Edersheim thought not - at least not in Judea.


----------



## Peairtach

Even if Christ had a loin cloth, as usually depicted, it is still true that He was deprived of most of His clothes.

The spiritual lessons, particularly about atonement/covering are rather obviously on the surface of Scripture and intended by the Holy Spirit to be mined by teachers of God's Word.



> And he said to them, "Therefore every scribe who has been trained for the kingdom of heaven is like a master of a house, who brings out of his treasure what is new and what is old." (Matt 13:52,ESV)





> they divide my garments among them, and for my clothing they cast lots.(Ps 22:18)





> And when they had mocked him, they stripped him of the purple cloak and put his own clothes on him. And they led him out to crucify him.(Mark 15:20)





> And Jesus said, "Father, forgive them, for they know not what they do." And they cast lots to divide his garments. (Luke 23:34)
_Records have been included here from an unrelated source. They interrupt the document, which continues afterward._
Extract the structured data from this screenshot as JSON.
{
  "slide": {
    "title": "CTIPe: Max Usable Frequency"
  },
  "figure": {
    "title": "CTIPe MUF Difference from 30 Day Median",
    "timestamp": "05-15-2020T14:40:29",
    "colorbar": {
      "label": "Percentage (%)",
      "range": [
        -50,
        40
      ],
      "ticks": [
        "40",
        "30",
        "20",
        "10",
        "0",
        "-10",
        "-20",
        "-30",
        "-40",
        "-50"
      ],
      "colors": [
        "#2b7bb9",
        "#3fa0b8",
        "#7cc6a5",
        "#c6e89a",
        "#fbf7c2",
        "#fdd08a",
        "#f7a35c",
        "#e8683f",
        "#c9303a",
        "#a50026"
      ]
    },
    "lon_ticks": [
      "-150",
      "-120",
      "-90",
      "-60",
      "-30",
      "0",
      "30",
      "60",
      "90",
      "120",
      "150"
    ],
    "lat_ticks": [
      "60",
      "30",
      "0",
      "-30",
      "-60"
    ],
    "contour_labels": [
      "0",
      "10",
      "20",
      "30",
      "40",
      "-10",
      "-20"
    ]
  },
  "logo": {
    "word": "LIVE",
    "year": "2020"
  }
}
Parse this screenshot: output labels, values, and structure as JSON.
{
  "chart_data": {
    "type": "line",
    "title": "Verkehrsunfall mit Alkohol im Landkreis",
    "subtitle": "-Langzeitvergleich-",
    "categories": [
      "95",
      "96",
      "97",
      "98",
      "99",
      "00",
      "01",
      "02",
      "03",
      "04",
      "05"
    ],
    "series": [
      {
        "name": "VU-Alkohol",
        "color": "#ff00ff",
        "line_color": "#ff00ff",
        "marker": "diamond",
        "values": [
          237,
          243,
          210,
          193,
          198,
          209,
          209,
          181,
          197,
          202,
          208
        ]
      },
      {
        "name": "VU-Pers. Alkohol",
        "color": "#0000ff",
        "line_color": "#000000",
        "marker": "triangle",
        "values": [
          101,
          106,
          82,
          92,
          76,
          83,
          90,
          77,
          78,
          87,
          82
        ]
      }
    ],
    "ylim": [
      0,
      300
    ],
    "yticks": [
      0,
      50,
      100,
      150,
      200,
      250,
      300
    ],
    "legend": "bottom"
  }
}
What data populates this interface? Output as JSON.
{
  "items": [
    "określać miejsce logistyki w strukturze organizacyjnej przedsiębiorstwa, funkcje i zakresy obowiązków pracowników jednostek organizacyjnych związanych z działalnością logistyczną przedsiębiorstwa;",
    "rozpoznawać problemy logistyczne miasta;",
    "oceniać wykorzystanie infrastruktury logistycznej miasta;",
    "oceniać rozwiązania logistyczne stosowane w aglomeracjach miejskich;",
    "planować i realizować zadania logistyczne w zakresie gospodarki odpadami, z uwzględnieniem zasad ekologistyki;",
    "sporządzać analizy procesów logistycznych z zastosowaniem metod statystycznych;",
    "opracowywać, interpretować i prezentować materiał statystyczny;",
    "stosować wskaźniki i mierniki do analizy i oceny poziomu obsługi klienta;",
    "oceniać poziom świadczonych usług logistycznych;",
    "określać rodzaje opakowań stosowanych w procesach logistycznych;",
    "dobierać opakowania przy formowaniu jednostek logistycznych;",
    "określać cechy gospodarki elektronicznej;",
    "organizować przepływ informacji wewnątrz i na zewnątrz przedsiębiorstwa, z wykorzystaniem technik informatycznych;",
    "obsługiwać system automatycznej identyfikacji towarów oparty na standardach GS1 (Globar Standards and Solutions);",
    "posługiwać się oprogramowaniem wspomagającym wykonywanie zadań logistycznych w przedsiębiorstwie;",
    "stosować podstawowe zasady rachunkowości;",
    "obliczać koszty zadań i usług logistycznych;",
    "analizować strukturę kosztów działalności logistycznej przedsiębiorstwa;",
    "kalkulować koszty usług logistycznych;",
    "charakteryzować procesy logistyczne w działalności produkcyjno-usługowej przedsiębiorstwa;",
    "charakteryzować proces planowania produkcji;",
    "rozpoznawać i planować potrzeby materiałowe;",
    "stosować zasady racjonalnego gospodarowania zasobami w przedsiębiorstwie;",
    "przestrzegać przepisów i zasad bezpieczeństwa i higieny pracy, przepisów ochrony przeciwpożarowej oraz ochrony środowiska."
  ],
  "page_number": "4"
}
> When the soldiers had crucified Jesus, they took his garments and divided them into four parts, one part for each soldier; also his tunic. But the tunic was seamless, woven in one piece from top to bottom so they said to one another, "Let us not tear it, but cast lots for it to see whose it shall be." This was to fulfill the Scripture which says, "They divided my garments among them, and for my clothing they cast lots." So the soldiers did these things, (John 19:24)


----------



## Phil D.

There is little question that the standard procedure under Roman rule in the 1st century was to crucify persons completely nude. The Roman historian Siculus (1 century BC) gave a graphic account that describes this aspect of the overall crucifixion process (Histories, 33.15). Seneca, who lived during the 1st century, described some unspeakably horrific things that some executioners did to their victims that could only occur by exploiting one's nakedness (Dialogue, 6). 

The Mishnah indicates that opinions among Jewish authorities were divided as to whether or not people should be stoned and "hung" naked (which often went together), or with just enough of a covering to provide a minimal amount of modesty (Sanhedrin, 6.4, 5).

It does occur to me that Jesus was of course turned over by the Jewish courts to be executed by the Romans.


----------